The Hijab perpetuates women’s oppression

The Chicago Tribune published last month an interview with six Chicago-area women “about why they wear the hijab…”

While the Tribune emphasized statements like, “The hijab can be a very American assertion of the right to self-expression. It can be flat-out feminist,” many women in the Islamic world are chafing under its yoke and risk their lives to remove it.

As Asra Nomani, co-founder of the Muslim Reform Movement, has previously explained the hijab is used by Islamists to enforce their ideology and an expression of an honor-shame social system at odds with U.S. notions of liberty,

“we have to be smart about the ideology that is putting this idea into the world that a woman must be defined by her idea of modesty, that she is the vessel for honor in a community. And I believe that we have to be very pragmatic, too, about the consequence of this. Women in Iran and Saudi Arabia are jailed, punished and harassed if they don't cover themselves legally, according to the standard of those countries. So the consequences for many women is oftentimes very dark.”

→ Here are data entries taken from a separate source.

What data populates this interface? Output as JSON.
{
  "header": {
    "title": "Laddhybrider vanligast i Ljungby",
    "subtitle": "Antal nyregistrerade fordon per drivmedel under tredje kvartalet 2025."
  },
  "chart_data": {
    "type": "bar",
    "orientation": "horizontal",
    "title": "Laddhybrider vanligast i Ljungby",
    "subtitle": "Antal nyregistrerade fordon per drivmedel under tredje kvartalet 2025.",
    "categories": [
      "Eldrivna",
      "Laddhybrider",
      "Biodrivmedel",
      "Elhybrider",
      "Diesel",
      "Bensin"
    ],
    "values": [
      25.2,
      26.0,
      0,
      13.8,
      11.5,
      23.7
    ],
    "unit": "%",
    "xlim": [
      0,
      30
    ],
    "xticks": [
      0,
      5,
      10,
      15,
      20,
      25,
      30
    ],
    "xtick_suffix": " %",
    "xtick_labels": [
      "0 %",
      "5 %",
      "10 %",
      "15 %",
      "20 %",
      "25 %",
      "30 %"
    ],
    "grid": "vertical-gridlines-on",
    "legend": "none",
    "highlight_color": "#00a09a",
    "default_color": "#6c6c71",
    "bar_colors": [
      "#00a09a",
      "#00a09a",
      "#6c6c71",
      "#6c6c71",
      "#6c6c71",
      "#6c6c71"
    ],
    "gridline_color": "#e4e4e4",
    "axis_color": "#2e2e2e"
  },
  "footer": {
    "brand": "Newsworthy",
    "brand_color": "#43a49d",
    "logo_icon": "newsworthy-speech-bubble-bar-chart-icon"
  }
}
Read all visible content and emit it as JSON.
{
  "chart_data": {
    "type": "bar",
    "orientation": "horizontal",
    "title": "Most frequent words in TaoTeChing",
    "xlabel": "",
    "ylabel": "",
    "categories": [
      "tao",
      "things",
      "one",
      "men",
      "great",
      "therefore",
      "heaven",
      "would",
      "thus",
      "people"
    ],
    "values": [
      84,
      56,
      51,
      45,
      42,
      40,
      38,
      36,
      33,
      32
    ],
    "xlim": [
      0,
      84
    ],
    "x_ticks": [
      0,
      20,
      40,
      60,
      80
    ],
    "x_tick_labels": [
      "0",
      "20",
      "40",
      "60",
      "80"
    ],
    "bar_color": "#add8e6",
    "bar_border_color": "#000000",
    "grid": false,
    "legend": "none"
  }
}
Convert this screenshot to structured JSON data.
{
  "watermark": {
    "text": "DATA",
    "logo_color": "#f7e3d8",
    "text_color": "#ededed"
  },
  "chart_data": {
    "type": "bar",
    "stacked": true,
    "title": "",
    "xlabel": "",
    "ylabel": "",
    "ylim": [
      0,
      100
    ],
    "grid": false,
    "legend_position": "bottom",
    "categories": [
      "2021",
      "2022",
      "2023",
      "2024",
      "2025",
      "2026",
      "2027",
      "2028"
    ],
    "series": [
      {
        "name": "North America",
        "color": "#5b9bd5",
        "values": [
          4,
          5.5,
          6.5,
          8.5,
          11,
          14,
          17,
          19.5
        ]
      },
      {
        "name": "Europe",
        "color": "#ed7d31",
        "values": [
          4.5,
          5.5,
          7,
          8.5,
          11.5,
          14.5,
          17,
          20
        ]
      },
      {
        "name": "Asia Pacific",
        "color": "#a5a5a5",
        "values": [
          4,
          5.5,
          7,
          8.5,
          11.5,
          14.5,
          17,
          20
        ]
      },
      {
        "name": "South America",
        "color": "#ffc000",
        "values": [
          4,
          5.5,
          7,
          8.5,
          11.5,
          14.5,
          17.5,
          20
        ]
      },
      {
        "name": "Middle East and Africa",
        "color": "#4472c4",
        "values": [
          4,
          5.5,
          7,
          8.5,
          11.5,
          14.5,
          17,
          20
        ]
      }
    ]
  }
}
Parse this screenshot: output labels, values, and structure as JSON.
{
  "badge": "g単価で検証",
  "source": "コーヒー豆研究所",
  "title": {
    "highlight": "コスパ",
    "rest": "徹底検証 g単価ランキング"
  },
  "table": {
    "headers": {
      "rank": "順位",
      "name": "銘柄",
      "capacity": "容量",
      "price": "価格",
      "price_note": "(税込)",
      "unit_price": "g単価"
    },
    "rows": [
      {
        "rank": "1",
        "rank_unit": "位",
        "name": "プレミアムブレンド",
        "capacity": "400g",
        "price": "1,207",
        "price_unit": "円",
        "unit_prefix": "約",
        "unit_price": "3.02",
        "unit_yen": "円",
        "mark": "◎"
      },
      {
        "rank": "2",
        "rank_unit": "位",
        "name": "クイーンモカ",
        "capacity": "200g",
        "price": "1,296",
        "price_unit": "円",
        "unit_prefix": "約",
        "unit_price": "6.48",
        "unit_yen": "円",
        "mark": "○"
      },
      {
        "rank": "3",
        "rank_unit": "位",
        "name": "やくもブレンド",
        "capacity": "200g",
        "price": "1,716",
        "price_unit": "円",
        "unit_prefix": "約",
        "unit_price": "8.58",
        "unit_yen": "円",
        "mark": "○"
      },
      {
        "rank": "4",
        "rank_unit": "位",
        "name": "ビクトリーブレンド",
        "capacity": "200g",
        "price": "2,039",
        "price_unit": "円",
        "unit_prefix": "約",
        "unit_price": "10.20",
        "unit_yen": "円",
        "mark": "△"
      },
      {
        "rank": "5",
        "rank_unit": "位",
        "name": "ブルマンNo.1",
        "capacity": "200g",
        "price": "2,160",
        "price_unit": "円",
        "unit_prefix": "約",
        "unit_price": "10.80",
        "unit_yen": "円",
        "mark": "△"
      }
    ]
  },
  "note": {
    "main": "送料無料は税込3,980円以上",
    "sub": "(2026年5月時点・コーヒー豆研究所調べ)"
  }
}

While I agree the hijab should be a matter of choice, one of the women interviewed, Saeda Sulieman, expressed the influence of the patriarchal traditions and Islamist ideology behind the hijab. Sulieman said, “If I don’t wear the hijab, I feel less secure, less powerful.”

The article noted that Suleiman is president of the Muslim Student Association (MSA) at her school. What the article fails to note is that historically the MSA was founded as an arm of the Islamist Muslim Brotherhood, with an objective to spread a political ideology that seeks to promote theocracy and establish Sharia, or Islamic law, as the law of the land.

Last year, in an effort to normalize this one symbol of Islamist patriarchy, the MSA “held a World Hijab Day event in which students could try on hijabs during lunch and ask questions.”

Could it be that Suleiman feels more powerful because the hijab is part of her activism?

Glamorizing the hijab in the West does not fulfill Muslim women’s liberation and empowerment. It rather perpetuates women’s oppression and is a betrayal to women’s liberation movements in both, the West and the Islamic World.